Émile et Angèle : Zone de libre-échange
La Maison Théâtre présente Émile et Angèle, une création basée sur la correspondance de ses deux créateurs.
L’un habite le Québec, l’autre la France. Par le biais d’une correspondance bien singulière, les auteurs-comédiens Joël Da Silva et Françoise Pillet ont toutefois tenté la création à quatre mains, malgré la distance géographique. C’est sur cette structure épistolaire que s’est construit le spectacle en lui-même, alors que pour les besoins de la cause, ils deviendront dans l’écriture et sur scène Émile et Angèle.
Émile reçoit donc un jour la lettre d’une fillette inconnue dans le cadre d’un projet du cours de français. Elle s’appelle Angèle et habite Paris. Il répondra, un peu ahuri, ne sachant pas trop ce qu’il doit écrire. S’ensuivra une série de lettres à travers lesquelles les deux enfants apprendront peu à peu à laisser couler leurs interrogations et leurs rêves dans l’encre des mots.

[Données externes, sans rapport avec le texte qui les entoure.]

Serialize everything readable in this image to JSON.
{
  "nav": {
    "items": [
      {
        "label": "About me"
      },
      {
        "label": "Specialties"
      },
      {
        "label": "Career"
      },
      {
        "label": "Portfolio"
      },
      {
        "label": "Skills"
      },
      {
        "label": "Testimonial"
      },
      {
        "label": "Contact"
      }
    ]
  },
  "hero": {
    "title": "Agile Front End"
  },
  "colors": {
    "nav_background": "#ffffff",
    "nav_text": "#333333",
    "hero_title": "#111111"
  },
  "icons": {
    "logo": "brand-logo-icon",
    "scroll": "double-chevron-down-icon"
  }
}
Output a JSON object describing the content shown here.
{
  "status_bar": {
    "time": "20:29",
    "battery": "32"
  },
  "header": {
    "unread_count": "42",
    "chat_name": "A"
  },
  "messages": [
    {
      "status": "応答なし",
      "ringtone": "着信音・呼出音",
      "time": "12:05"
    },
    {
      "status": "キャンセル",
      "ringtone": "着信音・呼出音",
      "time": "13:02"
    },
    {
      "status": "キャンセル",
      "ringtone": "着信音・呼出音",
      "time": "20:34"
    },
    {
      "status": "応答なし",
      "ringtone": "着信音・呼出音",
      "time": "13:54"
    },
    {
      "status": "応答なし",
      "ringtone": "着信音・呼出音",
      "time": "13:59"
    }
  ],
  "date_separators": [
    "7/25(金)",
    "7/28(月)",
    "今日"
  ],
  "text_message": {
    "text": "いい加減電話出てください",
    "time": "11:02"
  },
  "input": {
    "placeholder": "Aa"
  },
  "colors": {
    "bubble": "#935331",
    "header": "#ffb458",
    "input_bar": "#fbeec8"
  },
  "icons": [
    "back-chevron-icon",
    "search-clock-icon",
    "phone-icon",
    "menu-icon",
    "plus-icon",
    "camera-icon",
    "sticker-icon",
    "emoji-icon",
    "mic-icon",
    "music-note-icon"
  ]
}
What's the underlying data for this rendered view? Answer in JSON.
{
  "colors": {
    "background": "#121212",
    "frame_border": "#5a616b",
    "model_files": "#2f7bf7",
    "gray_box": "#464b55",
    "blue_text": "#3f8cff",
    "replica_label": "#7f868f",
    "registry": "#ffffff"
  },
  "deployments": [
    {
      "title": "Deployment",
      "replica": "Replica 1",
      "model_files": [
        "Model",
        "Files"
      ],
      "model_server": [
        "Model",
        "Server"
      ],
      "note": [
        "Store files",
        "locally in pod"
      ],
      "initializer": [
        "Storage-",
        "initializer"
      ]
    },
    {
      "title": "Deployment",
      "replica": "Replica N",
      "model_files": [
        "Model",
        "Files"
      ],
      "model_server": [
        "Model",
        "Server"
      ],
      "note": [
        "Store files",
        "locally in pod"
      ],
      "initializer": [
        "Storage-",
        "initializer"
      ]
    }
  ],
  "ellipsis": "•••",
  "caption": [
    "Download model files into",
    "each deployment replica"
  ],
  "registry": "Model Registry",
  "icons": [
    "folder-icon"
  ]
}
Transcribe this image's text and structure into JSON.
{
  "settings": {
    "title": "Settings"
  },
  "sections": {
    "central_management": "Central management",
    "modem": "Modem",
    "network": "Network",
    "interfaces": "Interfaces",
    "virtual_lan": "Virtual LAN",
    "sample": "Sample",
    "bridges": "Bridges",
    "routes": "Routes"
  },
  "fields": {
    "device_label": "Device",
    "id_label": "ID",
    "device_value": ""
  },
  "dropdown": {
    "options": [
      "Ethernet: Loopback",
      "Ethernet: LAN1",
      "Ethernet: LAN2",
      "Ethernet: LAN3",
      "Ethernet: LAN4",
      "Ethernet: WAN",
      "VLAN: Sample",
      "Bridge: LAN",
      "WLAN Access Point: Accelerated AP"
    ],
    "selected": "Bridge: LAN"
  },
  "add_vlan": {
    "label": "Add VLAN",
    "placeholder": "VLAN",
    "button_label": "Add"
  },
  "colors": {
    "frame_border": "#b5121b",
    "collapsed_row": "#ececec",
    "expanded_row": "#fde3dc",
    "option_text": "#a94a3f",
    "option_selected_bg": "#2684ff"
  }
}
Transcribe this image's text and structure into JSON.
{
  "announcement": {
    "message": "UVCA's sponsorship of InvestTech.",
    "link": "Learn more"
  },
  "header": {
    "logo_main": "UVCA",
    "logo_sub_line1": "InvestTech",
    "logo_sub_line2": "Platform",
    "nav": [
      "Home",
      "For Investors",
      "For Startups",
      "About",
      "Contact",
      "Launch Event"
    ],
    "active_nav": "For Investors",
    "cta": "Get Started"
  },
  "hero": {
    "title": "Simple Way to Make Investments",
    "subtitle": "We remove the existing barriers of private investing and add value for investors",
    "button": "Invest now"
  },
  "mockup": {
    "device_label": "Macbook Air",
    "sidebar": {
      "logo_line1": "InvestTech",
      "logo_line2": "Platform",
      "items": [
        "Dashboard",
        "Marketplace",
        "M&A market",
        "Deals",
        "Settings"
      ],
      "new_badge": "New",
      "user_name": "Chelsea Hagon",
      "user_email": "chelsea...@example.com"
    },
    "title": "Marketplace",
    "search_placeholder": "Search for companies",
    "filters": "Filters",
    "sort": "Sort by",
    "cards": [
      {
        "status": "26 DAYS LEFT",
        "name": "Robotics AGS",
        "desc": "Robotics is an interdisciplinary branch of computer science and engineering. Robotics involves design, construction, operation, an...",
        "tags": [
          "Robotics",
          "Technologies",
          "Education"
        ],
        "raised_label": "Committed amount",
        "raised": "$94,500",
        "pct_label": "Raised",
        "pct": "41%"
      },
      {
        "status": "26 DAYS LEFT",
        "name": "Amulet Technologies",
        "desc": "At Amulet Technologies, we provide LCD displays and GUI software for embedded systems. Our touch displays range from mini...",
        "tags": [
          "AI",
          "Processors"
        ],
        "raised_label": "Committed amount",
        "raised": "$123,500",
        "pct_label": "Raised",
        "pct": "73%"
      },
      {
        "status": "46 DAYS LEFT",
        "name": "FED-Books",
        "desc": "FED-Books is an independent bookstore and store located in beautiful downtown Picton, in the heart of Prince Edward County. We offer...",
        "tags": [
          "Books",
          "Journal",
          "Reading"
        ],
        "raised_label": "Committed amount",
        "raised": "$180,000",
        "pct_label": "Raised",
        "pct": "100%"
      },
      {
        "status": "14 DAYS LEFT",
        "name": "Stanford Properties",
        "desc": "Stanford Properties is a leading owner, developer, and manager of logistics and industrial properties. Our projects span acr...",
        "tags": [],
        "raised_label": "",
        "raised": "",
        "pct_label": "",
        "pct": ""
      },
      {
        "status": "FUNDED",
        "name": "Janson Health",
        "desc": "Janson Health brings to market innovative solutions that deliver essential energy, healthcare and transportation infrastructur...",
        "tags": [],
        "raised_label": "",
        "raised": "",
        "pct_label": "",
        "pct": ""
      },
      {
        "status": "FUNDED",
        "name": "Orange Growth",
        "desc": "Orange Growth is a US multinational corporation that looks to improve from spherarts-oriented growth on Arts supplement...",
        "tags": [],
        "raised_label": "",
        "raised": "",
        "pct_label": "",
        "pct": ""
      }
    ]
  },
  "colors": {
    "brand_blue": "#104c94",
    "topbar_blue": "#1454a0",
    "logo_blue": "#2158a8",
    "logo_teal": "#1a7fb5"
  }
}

Au fil du temps, les lettres distantes et scolaires (il faut entendre les résumés historiques particulièrement hilarants) deviendront des exutoires, toujours sur le ton léger de l’enfance, mais à travers lequel on peut soudainement percevoir les peurs et les envies. Jusqu’à ce que l’intimité devienne glissante comme le verglas.
Da Silva et Pillet ont donc misé sur le pouvoir évocateur des mots, la lecture des missives composant le texte dans son entièreté. Si la série de monologues qui résulte peut sembler risquée pour un public habitué à plus d’action, la mise en scène de Sylviane Fortuny démontre beaucoup d’inventivité afin d’y remédier. Da Silva fait également preuve d’une maîtrise étonnante, s’habillant de l’énergie enfantine de façon délicieuse.
La scénographie participe aussi à la focalisation alors que sur scène, on retrouve une grande table et un bocal. Rien ne vient entraver l’action principale: la naissance d’une amitié au fil des phrases. D’ailleurs, le public ne peut y échapper, tous les accessoires sont entièrement faits de papier à lettres, de la coutellerie au chandelier, en passant par les téléphones et… les rats. Une idée charmante, véritable écho au monde de l’enfance et du faire-semblant. Voilà qui donnera peut-être envie à certains de goûter au plaisir de l’écriture.